The AC-bonus is used to subtract incoming damage. Simple mitigation.

I admit I haven’t done hard testing on AC-mitigation for creature balance just yet. I may change it outright to whatever is above 10 (so 18 becomes 8) or use a multiplier (AC-bonus x 1.5 ??) to tweak it. For the most part I feel CR ratings on 5E monsters are pretty loosely calculated as it is. Defining encounter difficulty is an inexact science. The point is it should feel fair to your players.

Some Math:

With Apocalypse World’s 2d6 rolls, the base chance rates are 16.67% for good success, 41.67% for partial success and also 41.67% for failure. Rates change with modifiers and these numbers make sense for PbtA games.
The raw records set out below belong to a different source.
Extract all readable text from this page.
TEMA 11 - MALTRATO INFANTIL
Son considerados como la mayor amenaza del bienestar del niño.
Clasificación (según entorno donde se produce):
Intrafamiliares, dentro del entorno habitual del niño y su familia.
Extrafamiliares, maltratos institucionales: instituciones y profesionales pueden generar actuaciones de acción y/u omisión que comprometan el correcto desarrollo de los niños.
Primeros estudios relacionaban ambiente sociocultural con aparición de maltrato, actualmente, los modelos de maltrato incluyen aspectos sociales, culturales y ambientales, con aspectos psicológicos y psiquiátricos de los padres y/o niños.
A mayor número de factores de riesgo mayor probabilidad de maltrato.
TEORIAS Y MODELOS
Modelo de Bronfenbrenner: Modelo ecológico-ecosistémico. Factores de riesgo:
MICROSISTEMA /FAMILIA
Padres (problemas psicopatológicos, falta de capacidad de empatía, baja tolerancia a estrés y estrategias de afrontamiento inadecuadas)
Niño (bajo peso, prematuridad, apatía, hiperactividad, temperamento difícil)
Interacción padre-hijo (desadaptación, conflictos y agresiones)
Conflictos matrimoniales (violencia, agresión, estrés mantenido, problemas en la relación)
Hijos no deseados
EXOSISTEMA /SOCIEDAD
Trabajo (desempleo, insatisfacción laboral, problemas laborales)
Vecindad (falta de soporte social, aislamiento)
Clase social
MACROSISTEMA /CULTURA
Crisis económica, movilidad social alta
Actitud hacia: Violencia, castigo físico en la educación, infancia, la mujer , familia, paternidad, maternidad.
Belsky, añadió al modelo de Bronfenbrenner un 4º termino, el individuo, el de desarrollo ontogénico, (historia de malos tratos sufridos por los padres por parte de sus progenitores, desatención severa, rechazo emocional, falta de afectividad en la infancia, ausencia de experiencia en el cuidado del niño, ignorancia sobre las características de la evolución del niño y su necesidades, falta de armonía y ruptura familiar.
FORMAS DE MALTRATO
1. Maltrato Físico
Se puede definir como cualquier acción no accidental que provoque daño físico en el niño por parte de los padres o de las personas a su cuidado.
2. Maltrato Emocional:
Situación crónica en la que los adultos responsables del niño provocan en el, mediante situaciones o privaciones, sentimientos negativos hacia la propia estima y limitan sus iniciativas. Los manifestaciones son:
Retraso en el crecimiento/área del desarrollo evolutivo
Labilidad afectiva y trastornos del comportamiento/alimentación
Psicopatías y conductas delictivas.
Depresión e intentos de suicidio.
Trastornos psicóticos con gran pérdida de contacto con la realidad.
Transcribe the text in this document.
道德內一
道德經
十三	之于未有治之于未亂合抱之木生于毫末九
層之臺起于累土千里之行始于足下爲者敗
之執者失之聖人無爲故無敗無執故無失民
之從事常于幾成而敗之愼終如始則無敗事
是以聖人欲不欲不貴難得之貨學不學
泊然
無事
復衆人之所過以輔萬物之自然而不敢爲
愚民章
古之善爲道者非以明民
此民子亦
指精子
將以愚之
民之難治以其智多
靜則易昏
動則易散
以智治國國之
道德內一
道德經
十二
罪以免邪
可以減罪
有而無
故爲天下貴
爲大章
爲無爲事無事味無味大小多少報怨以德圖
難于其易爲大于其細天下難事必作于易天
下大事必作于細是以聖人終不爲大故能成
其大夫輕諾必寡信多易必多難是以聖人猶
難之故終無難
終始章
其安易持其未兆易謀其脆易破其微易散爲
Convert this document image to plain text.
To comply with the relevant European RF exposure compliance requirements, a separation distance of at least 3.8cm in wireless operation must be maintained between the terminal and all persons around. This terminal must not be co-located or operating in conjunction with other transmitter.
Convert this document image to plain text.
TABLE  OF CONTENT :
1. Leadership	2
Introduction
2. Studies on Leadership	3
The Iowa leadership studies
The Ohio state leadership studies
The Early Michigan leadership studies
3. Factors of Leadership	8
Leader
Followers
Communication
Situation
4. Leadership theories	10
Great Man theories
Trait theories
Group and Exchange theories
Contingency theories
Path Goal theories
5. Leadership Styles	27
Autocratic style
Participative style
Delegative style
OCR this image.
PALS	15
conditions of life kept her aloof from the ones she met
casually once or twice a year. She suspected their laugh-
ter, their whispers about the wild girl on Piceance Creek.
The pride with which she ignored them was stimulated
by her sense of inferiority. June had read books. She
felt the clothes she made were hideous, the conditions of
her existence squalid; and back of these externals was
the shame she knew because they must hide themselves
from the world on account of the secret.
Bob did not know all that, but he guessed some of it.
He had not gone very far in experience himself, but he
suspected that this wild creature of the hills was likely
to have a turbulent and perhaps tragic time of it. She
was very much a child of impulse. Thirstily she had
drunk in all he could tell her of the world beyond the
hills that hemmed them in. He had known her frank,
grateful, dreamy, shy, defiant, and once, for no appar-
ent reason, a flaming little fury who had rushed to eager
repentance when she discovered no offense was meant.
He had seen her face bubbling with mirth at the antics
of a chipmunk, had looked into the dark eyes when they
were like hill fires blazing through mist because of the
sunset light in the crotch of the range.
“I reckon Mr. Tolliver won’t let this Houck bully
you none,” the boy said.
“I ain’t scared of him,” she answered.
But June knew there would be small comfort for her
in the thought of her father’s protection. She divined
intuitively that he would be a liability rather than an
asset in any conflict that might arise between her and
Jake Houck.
Note that in either system: partial / mixed-success stays at a static rate throughout in the middle, the modifiers just expand the greater success and crunch down the failures.

With 5E, modifiers ramp up quickly with initial character stats and then crawl upwards with level gains. I decided on a distribution that resulted in 10% failure at a max of +11 (best possible stat bonus + proficiency). The numbers may seem harsh at their base: Just 5% for Grand Success, 30% for Mixed-Success and a whopping 65% Failure. I like the psychological effect of this, because players feel like they are beating the odds (with their modifiers doing the heavy lifting). Grand Success isn’t as hard as it seems. Even a poorly rolled level 1 character in 5E is likely to be using an attack roll with a modifier of +3 or more.

I also adjusted my players down a notch in proficiency, but this is not necessary. As a DM, play around with the proficiency bonuses if you want to mess with difficulty in your campaign.